Endless touring can ring a death knell for creativity, he acknowledges. How can you connect with fans if your days are spent dashing between soundcheck, stage and tour-bus? For that reason going back to normality, was hugely inspirational.
“Don’t get me wrong — I love being in a band. It’s the only thing I ever wanted to do. There is an element of sacrifice with that. It was great to be able to go back and re-solidify your life. We should have stopped a long time before we did. It is important to sleep in your own bed, to see your family. You need to “fill the pot” so that you have something to write about that is personal to you.”
O’Donoghue and Sheehan first worked together in the Nineties when their group Mytown was signed at the tail-end of the boyband boom. After their debut single flopped, their record label scrapped plans for an album. They were still teenagers.

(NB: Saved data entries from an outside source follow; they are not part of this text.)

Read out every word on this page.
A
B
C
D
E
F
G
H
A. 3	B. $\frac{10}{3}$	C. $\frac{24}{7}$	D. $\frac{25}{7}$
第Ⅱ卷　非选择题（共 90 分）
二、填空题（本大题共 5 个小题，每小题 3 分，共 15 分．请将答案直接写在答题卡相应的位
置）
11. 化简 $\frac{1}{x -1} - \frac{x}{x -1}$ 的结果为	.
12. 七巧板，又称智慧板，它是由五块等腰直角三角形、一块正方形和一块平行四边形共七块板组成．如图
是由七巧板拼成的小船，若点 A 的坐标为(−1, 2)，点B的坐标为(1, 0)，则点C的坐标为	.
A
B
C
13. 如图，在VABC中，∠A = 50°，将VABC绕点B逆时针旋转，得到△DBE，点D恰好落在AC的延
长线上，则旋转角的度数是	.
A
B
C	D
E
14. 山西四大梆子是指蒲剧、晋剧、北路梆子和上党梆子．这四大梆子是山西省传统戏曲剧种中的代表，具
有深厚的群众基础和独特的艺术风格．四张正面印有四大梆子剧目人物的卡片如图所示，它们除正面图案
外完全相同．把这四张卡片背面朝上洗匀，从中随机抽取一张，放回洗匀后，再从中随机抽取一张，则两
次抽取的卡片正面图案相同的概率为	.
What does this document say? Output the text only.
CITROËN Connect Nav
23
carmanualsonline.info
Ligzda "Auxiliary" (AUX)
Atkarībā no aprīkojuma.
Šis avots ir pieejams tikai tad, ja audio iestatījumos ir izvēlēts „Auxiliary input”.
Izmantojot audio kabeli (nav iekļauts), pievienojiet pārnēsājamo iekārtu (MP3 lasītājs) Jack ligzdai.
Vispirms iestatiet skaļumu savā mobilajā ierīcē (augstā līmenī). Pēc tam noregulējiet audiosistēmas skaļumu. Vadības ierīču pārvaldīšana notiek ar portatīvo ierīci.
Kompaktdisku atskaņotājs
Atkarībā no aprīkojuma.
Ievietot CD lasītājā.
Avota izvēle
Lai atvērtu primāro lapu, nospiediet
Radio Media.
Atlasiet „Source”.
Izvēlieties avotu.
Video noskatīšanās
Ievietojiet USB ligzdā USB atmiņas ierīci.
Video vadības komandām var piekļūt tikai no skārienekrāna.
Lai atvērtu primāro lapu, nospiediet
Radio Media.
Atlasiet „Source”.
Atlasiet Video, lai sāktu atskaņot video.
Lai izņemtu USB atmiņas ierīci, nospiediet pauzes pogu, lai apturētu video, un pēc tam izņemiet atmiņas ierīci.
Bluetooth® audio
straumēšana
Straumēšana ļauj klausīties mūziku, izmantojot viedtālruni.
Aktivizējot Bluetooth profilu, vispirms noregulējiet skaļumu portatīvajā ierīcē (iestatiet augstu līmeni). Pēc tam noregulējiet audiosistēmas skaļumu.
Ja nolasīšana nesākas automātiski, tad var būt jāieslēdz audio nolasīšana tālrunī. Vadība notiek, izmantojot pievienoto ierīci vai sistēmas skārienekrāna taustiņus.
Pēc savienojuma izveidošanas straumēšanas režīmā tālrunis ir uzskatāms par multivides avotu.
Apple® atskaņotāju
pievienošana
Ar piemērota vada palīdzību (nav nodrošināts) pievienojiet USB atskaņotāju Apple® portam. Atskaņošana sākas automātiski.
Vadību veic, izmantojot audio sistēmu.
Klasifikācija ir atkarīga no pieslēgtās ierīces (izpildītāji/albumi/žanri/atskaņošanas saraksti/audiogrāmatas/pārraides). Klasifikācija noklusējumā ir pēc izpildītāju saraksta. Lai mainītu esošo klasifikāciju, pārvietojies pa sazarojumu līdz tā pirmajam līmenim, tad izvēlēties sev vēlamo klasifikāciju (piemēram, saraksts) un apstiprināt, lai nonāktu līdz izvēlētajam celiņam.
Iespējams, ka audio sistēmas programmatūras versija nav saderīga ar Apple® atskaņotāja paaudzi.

“The pressure was enormous,” Sheehan said a few years ago. “I remember going through Dublin airport and seeing a rolling news ticker and it had something about an Irish boy band singing a record breaking deal. And I was like ‘oh man, we’re really setting ourselves up here’. What I’ve learned out of that whole experience was to take nothing for granted and to always keep your business head on. We’re in this because we love music but you’ve have to have an awareness of the commercial side of things as well.”
Some people would have given up. O’Donoghue and Sheehan licked their wounds and started over. Having recruited Power as drummer, they went to the United States and struck up a friendship with super-producer Pharrell Williams. Hanging around his studio, they gained invaluable technical experience — but had to move back home after their meagre savings ran out.
Their new digs were a shed near St James’s Street in Dublin, where O’Donoghue and Sheehan grew up. There, they wrote the bulk of their 2008 debut album as The Script. A deal with Sony Records followed. Within three years they were playing to 50,000 people at the Aviva Stadium.
I’ve met The Script on several occasions and they’ve always been extremely grounded. They’ve had to endure their share of criticism — the chief complaint being that their music is frothy and emotionally vacuous — but they’ve never tried to please the naysayers (a fatal error committed by too many bands). Along the way they’ve become arguably the second biggest Irish group after U2. It’s a comparison with which they are comfortable, at a certain level.
“They were always people we looked up to,” says Power. “They carry themselves so well. They’re ambassadors, never in the press for the wrong reasons. All their crew have been with them for years. We try to be like that. They’re nice guys and we work hard at being that way too.”